The unilateral establishment and military enforcement of a ‘safety zone’ or ‘safe
zone’ in another State constitutes a violation of that State’s sovereignty, as it is a
prohibited intervention or use of force incompatible with the UN Charter and the
corresponding customary international law. This will also hold true, if such zone is
established for humanitarian reasons. At first glance, without the consent of the
target State such conduct would be justified only as either an enforcement measure
decided upon by the UN Security Council under Chapter VII UN Charter or a
measure of self-defense.
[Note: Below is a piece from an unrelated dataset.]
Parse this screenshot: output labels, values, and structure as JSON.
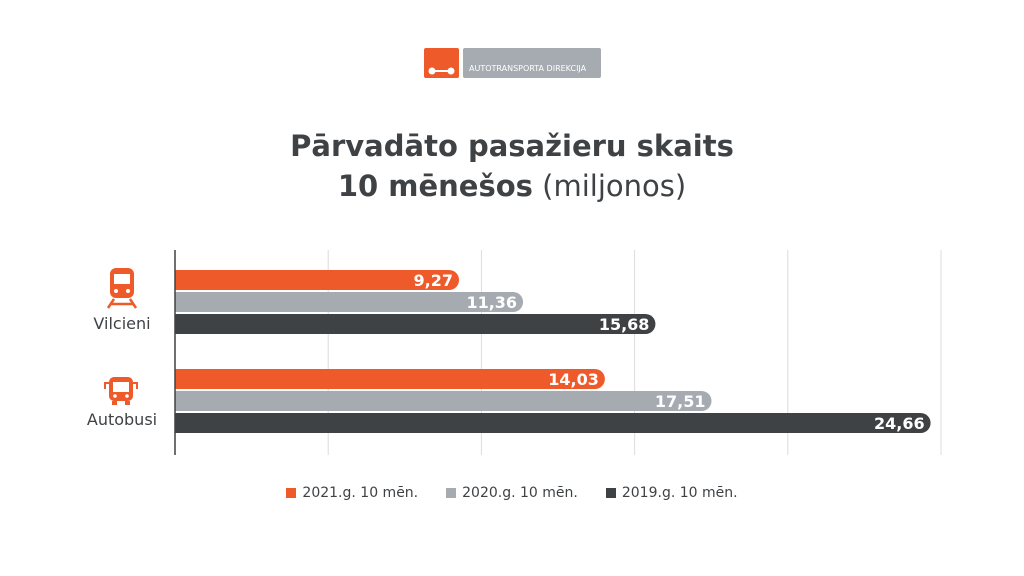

Self-defense, however, requires an (imminent) armed
attack by the target State or by a non-State organized armed group operating from
the target State’s territory and the unwillingness or inability of the target State to
terminate attacks by the non-State actors against the State relying on self-defense. In
the view of these rather strict requirements, which are not necessarily unanimously
accepted either, the right of individual or collective self-defense will therefore serve
as a legal basis in exceptional situations only. Neither the inability or unwillingness
of the target State to terminate the cross-border flow of migrants and refugees nor
the fact that the target State’s conduct that has contributed to mass migrations into
the other State’s territory will qualify as armed attacks. Of course, the UN Security
Council would have the power to authorize member States to establish and enforce
a safety zone in another State’s territory. In the view of the current geopolitical
situation it is, however, unlikely that the Council’s permanent members will agree
with, or acquiesce in, a Chapter VII decision to that effect.